The Declaration of Independence states that governments are formed solely to secure our unalienable rights, namely life, liberty, and the pursuit of happiness. It also states that when any government becomes destructive to these ends, it is the right of the people to abolish it. Now we can debate the what happiness is all day long, but what I do know is that no man, no matter how powerful or eloquent, can give it to you.; you must pursue it yourself. You are your own property. You are also your own responsibility. If you hand over your responsibly, you hand over control. If you look to someone else for happiness, you will never be happy.
We are in the process of handing over control of our employment our income, our retirement, our education, our children’s education, the care of the needy in our families and communities, our housing, our transportation, and the list goes on and on. The federal government gets all of it’s authority from the people, hence “We the People…” As the government gains more and more authority over more aspects of our lives, such as how much we can pay our own employees, it gets that authority from us. We, as individuals, are losing control of our own lives. Not only is this destructive to liberty, obviously, it is destructive to the pursuit of happiness and possibly even to our physical well-being. History is full of example of how governments with unlimited power are destructive to the individuals right to life.
If I continue I’ll start rambling even more than I already am. There should be plenty there to chew on. Think about it and let me know what you think.

Monday, June 22, 2009

all things in common

Picture this:

You’re in school. The teacher assigns a research project to be done with a group. What are the chances there’ll be at least one member who slacks off and lets everyone else do the work? What are the chances there’ll be one member who does most of the work? What are the chances that everyone will bring the same amount of effort, talent, knowledge, etc. to the table? Is if fair if everyone gets the same grade regardless of their input?

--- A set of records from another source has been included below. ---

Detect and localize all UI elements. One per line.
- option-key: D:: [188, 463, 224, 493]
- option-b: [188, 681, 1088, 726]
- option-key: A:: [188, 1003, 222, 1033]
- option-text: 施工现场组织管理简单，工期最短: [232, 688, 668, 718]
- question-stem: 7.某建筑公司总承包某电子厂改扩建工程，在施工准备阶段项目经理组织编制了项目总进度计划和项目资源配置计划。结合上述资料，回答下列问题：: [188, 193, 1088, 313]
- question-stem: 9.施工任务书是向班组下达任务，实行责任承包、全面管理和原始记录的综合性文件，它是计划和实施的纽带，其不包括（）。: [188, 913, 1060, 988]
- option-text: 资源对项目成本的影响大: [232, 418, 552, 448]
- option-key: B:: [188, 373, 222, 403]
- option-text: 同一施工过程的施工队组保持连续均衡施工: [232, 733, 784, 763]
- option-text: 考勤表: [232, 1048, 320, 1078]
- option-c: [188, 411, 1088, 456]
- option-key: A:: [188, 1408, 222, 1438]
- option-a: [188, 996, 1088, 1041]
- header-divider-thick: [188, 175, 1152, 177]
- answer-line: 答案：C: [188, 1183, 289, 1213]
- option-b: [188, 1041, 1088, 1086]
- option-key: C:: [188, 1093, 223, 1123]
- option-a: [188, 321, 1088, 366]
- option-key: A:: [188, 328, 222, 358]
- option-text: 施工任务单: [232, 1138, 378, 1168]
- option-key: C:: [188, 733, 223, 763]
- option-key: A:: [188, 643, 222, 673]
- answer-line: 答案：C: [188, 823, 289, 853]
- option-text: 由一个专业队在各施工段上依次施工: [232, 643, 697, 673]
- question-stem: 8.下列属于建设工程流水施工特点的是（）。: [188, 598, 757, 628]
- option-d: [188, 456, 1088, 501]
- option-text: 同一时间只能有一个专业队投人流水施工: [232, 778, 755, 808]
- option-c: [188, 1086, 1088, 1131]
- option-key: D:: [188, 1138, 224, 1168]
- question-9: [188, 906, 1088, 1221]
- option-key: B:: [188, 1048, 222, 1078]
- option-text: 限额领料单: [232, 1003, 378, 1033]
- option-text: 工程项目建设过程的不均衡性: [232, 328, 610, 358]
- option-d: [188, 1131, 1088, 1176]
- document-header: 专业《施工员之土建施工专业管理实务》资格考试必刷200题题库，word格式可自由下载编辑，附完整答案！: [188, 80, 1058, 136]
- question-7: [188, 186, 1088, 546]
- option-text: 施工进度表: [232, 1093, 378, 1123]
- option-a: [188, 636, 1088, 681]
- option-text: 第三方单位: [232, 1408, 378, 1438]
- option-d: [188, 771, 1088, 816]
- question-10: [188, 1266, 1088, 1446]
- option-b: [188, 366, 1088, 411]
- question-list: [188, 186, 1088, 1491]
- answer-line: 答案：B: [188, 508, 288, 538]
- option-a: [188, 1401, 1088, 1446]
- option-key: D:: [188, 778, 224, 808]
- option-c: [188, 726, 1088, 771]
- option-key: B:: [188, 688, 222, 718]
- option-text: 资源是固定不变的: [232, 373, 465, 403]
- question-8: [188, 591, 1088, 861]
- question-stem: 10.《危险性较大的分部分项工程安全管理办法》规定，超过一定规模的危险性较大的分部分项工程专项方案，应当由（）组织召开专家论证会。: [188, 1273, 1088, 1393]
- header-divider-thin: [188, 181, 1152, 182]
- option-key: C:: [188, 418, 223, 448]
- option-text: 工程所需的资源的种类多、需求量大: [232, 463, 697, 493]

Almost every situation I’ve been in where I worked with a team, there were those who slacked off, and those who picked up the slack. At times I felt like I carried the whole operation on my back, and times when I knew I wasn’t pulling my weight. Though there were times when I got frustrated with doing more than my share of the work, I always felt, and slept better than when I didn’t do my share.

If you haven’t read Animal Farm by George Orwell, do so. It is short and well worth your time. My favorite character is a horse by the name of Boxer. He wasn’t the brightest animal on the farm, but he had the biggest heart, and the biggest muscles. Out of loyalty, he practically killed himself working to keep the farm from collapsing. Everyone sang his praises, but most were content to let him do most of the work; why should they work hard if he would do it for them? He eventually wore himself out and the pigs rewarded him by sending him to the knacker’s.

Of course, Orwell didn’t pull this story out of the air, it is a story that has been played out time and time again throughout history. As long as there’s someone to pick up the slack, there will never be a shortage of people willing to produce the slack. That’s human nature, and no gifted orator with an even more gifted teleprompter will change this.